Enfin, avec Chronos-Swiller, Juli Susin propose une enquête temporelle sur le long terme questionnant le rapport à l’émigration et les règles liants le temps et l’espace. Un film proposé dans un premier lieu, réalisé en collaboration avec Raisa Aid, fait référence aux rituels métaphysiques des peuples indigènes du Paraguay, pays dont la réalisatrice est originaire. Ces différentes installations font de l’œuvre d’art un objet de contrebande. La partition musicale écrite par Jeanne Susin pour la bande son du film, traduit les mouvement du passage entre différentes dimensions et à des éléments de tout ordre se matérialisant dans « la zone d’embarquement ». Le spectateur trouvera au sein de différents contenants, des photographies, des fragments en céramique et des documents d’archive en transition vers leur statut de produit culturel.

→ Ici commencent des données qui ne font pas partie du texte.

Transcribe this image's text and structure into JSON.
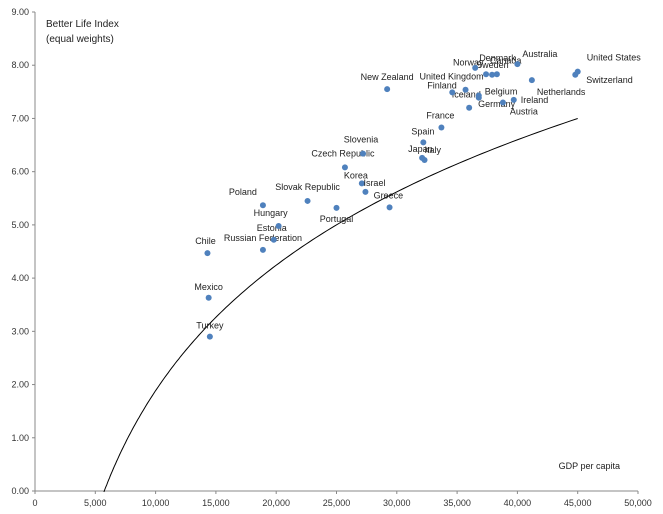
{
  "chart_data": {
    "type": "scatter",
    "title": "Better Life Index",
    "subtitle": "(equal weights)",
    "xlabel": "GDP per capita",
    "ylabel": "",
    "xlim": [
      0,
      50000
    ],
    "ylim": [
      0,
      9
    ],
    "x_ticks": [
      "0",
      "5,000",
      "10,000",
      "15,000",
      "20,000",
      "25,000",
      "30,000",
      "35,000",
      "40,000",
      "45,000",
      "50,000"
    ],
    "y_ticks": [
      "0.00",
      "1.00",
      "2.00",
      "3.00",
      "4.00",
      "5.00",
      "6.00",
      "7.00",
      "8.00",
      "9.00"
    ],
    "grid": false,
    "marker_color": "#4f81bd",
    "trendline": {
      "type": "logarithmic",
      "a": 3.4,
      "b": 29.43,
      "x_start": 5716,
      "x_end": 45000
    },
    "points": [
      {
        "label": "Turkey",
        "x": 14500,
        "y": 2.9
      },
      {
        "label": "Mexico",
        "x": 14400,
        "y": 3.63
      },
      {
        "label": "Chile",
        "x": 14300,
        "y": 4.47
      },
      {
        "label": "Russian Federation",
        "x": 18900,
        "y": 4.53
      },
      {
        "label": "Estonia",
        "x": 19800,
        "y": 4.72
      },
      {
        "label": "Hungary",
        "x": 20200,
        "y": 4.98
      },
      {
        "label": "Poland",
        "x": 18900,
        "y": 5.37
      },
      {
        "label": "Slovak Republic",
        "x": 22600,
        "y": 5.45
      },
      {
        "label": "Portugal",
        "x": 25000,
        "y": 5.32
      },
      {
        "label": "Czech Republic",
        "x": 25700,
        "y": 6.08
      },
      {
        "label": "Slovenia",
        "x": 27200,
        "y": 6.34
      },
      {
        "label": "Korea",
        "x": 27100,
        "y": 5.78
      },
      {
        "label": "Israel",
        "x": 27400,
        "y": 5.62
      },
      {
        "label": "Greece",
        "x": 29400,
        "y": 5.33
      },
      {
        "label": "New Zealand",
        "x": 29200,
        "y": 7.55
      },
      {
        "label": "Japan",
        "x": 32100,
        "y": 6.26
      },
      {
        "label": "Italy",
        "x": 32300,
        "y": 6.22
      },
      {
        "label": "Spain",
        "x": 32200,
        "y": 6.55
      },
      {
        "label": "France",
        "x": 33700,
        "y": 6.83
      },
      {
        "label": "Germany",
        "x": 36000,
        "y": 7.2
      },
      {
        "label": "Iceland",
        "x": 36800,
        "y": 7.39
      },
      {
        "label": "Finland",
        "x": 34600,
        "y": 7.49
      },
      {
        "label": "United Kingdom",
        "x": 35700,
        "y": 7.54
      },
      {
        "label": "Belgium",
        "x": 36800,
        "y": 7.43
      },
      {
        "label": "Norway",
        "x": 37400,
        "y": 7.83
      },
      {
        "label": "Sweden",
        "x": 37900,
        "y": 7.82
      },
      {
        "label": "Denmark",
        "x": 36500,
        "y": 7.95
      },
      {
        "label": "Canada",
        "x": 38300,
        "y": 7.83
      },
      {
        "label": "Australia",
        "x": 40000,
        "y": 8.02
      },
      {
        "label": "Austria",
        "x": 38800,
        "y": 7.3
      },
      {
        "label": "Ireland",
        "x": 39700,
        "y": 7.35
      },
      {
        "label": "Netherlands",
        "x": 41200,
        "y": 7.72
      },
      {
        "label": "United States",
        "x": 45000,
        "y": 7.88
      },
      {
        "label": "Switzerland",
        "x": 44800,
        "y": 7.82
      }
    ]
  }
}
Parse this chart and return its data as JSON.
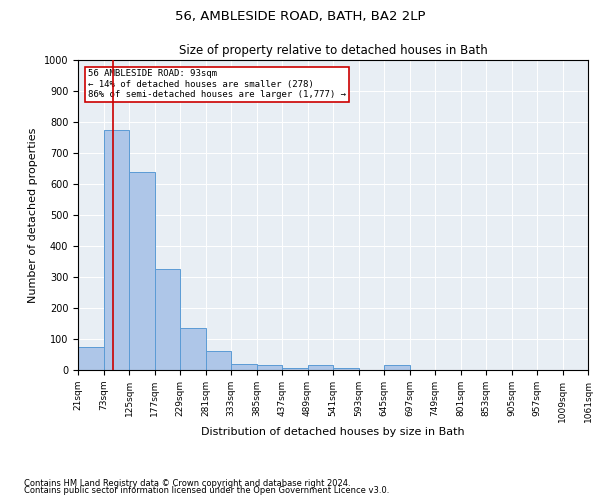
{
  "title": "56, AMBLESIDE ROAD, BATH, BA2 2LP",
  "subtitle": "Size of property relative to detached houses in Bath",
  "xlabel": "Distribution of detached houses by size in Bath",
  "ylabel": "Number of detached properties",
  "footnote1": "Contains HM Land Registry data © Crown copyright and database right 2024.",
  "footnote2": "Contains public sector information licensed under the Open Government Licence v3.0.",
  "annotation_line1": "56 AMBLESIDE ROAD: 93sqm",
  "annotation_line2": "← 14% of detached houses are smaller (278)",
  "annotation_line3": "86% of semi-detached houses are larger (1,777) →",
  "property_size": 93,
  "bar_edges": [
    21,
    73,
    125,
    177,
    229,
    281,
    333,
    385,
    437,
    489,
    541,
    593,
    645,
    697,
    749,
    801,
    853,
    905,
    957,
    1009,
    1061
  ],
  "bar_heights": [
    75,
    775,
    640,
    325,
    135,
    60,
    20,
    15,
    5,
    15,
    5,
    0,
    15,
    0,
    0,
    0,
    0,
    0,
    0,
    0
  ],
  "bar_color": "#aec6e8",
  "bar_edge_color": "#5b9bd5",
  "vline_color": "#cc0000",
  "vline_x": 93,
  "ylim": [
    0,
    1000
  ],
  "xlim": [
    21,
    1061
  ],
  "bg_color": "#e8eef4",
  "annotation_box_color": "#cc0000",
  "title_fontsize": 9.5,
  "subtitle_fontsize": 8.5,
  "label_fontsize": 8,
  "tick_fontsize": 6.5,
  "footnote_fontsize": 6
}
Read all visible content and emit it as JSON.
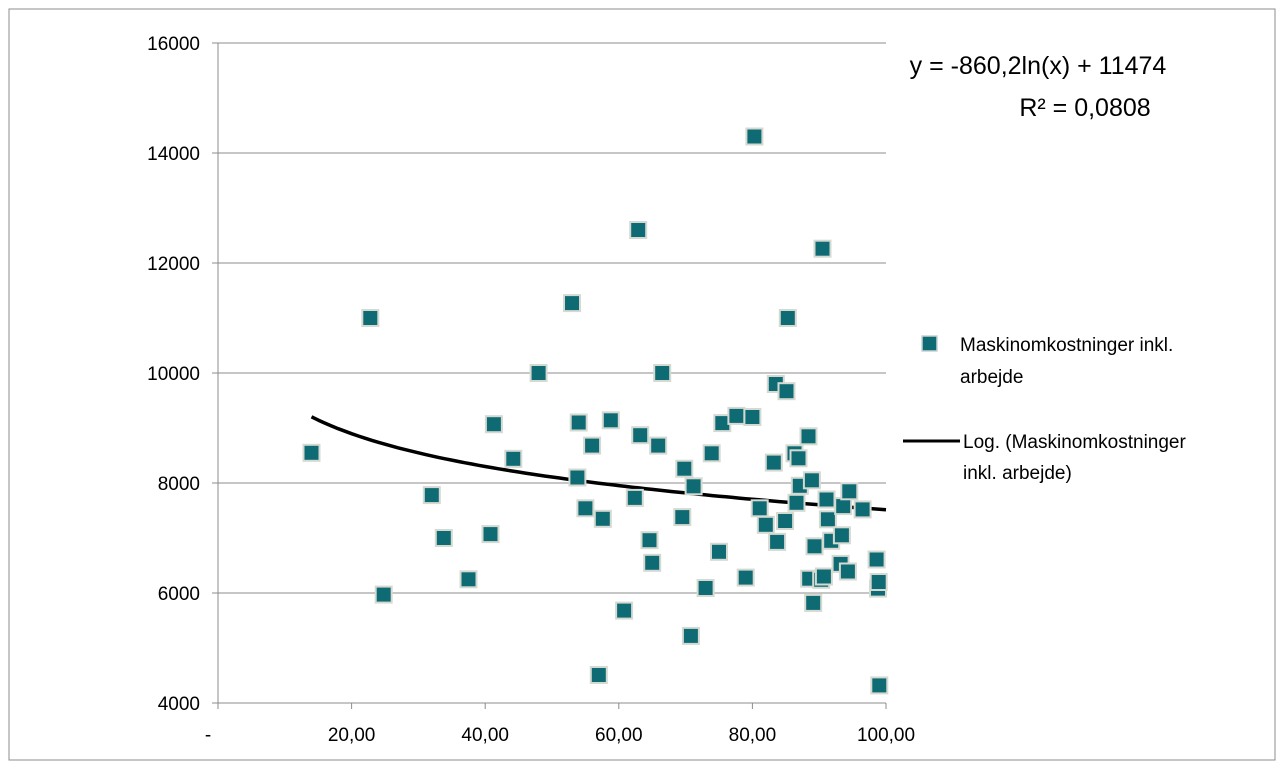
{
  "chart_data": {
    "type": "scatter",
    "x_ticks": [
      "-",
      "20,00",
      "40,00",
      "60,00",
      "80,00",
      "100,00"
    ],
    "y_ticks": [
      "4000",
      "6000",
      "8000",
      "10000",
      "12000",
      "14000",
      "16000"
    ],
    "xlim": [
      0,
      100
    ],
    "ylim": [
      4000,
      16000
    ],
    "grid": "horizontal",
    "legend_position": "right",
    "series": [
      {
        "name": "Maskinomkostninger inkl. arbejde",
        "color": "#0f6b73",
        "points": [
          [
            14,
            8550
          ],
          [
            22.8,
            11000
          ],
          [
            24.8,
            5970
          ],
          [
            32,
            7780
          ],
          [
            33.8,
            7000
          ],
          [
            37.5,
            6250
          ],
          [
            40.8,
            7070
          ],
          [
            41.3,
            9070
          ],
          [
            44.2,
            8440
          ],
          [
            48,
            10000
          ],
          [
            53,
            11270
          ],
          [
            53.8,
            8100
          ],
          [
            54,
            9100
          ],
          [
            55,
            7540
          ],
          [
            56,
            8680
          ],
          [
            57,
            4510
          ],
          [
            57.6,
            7350
          ],
          [
            58.8,
            9140
          ],
          [
            60.8,
            5680
          ],
          [
            62.4,
            7730
          ],
          [
            62.9,
            12600
          ],
          [
            63.2,
            8870
          ],
          [
            64.6,
            6960
          ],
          [
            65,
            6550
          ],
          [
            65.9,
            8680
          ],
          [
            66.5,
            10000
          ],
          [
            69.5,
            7380
          ],
          [
            69.8,
            8260
          ],
          [
            70.8,
            5220
          ],
          [
            71.2,
            7940
          ],
          [
            73,
            6090
          ],
          [
            73.9,
            8540
          ],
          [
            75,
            6750
          ],
          [
            75.5,
            9090
          ],
          [
            77.6,
            9220
          ],
          [
            79,
            6280
          ],
          [
            80,
            9200
          ],
          [
            80.3,
            14300
          ],
          [
            81.1,
            7540
          ],
          [
            82,
            7240
          ],
          [
            83.2,
            8370
          ],
          [
            83.5,
            9800
          ],
          [
            83.7,
            6930
          ],
          [
            84.9,
            7310
          ],
          [
            85.1,
            9670
          ],
          [
            85.3,
            11000
          ],
          [
            86.3,
            8540
          ],
          [
            86.6,
            7640
          ],
          [
            86.9,
            8450
          ],
          [
            87.1,
            7950
          ],
          [
            88.4,
            8850
          ],
          [
            88.5,
            6260
          ],
          [
            88.9,
            8050
          ],
          [
            89.1,
            5820
          ],
          [
            89.3,
            6850
          ],
          [
            90.3,
            6240
          ],
          [
            90.5,
            12260
          ],
          [
            90.7,
            6300
          ],
          [
            91.1,
            7700
          ],
          [
            91.3,
            7340
          ],
          [
            91.8,
            6950
          ],
          [
            93.2,
            6530
          ],
          [
            93.4,
            7050
          ],
          [
            93.6,
            7580
          ],
          [
            94.3,
            6390
          ],
          [
            94.5,
            7850
          ],
          [
            96.5,
            7520
          ],
          [
            98.6,
            6610
          ],
          [
            98.8,
            6080
          ],
          [
            98.9,
            6200
          ],
          [
            99,
            4320
          ]
        ]
      },
      {
        "name": "Log. (Maskinomkostninger inkl. arbejde)",
        "color": "#000000",
        "type": "trendline-log",
        "a": -860.2,
        "b": 11474,
        "x_range": [
          14,
          100
        ]
      }
    ],
    "equation": "y = -860,2ln(x) + 11474",
    "r_squared": "R² = 0,0808"
  }
}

Une critique de l’opportunisme muséal
Aujourd’hui les expositions mettent régulièrement en avant, de manière souvent opportuniste, la question des enjeux climatiques et environnementaux. Ces manifestations permettent de questionner le rôle de la place de l’art et des artistes sur ces enjeux de société. La Fondation Cartier, associée au Festival, présente par exemple l’exposition Fabrice Hyber tirant son inspiration de la Vallée, domaine de l’artiste en Vendée, et réalisant une œuvre où la nature est omniprésente. Tandis qu’à la Bourse de Commerce, l’exposition Avant L’orage questionne sur fond greenwashing l’instabilité de nos paysages face aux changements climatiques. Cependant, l’exposition actuelle à la Fondation Cartier peut paraître décalée. En effet, Fabrice Hyber est présenté comme un artiste voulant transmettre ses connaissances. Ses tableaux pourraient ainsi relever d’un art scientifique, expliquant les différentes relations ayant lieu dans le monde du vivant. Bien souvent cependant, ces tableaux sont hermétiques car relevant du croquis géant d’un passionné. De nombreuses couleurs font que le tout reste plaisant à voir, cependant il est dommage d’envisager ses connaissances comme légitimes étant donné que sa formation en dehors des Beaux arts n’inclut seulement deux années de mathématiques appliqués. Le propos de l’exposition semble ainsi davantage porter sur le mythe de l’artiste découvrant la nature, que sur une démarche résolument tournée sur sa compréhension à l’aulne des dégâts provoqués par l’humanité. En ce qui concerne le festival cependant, à la présentation de ces différents éléments, il est difficile de ne pas croire en une posture définitivement tournée vers la transition écologique.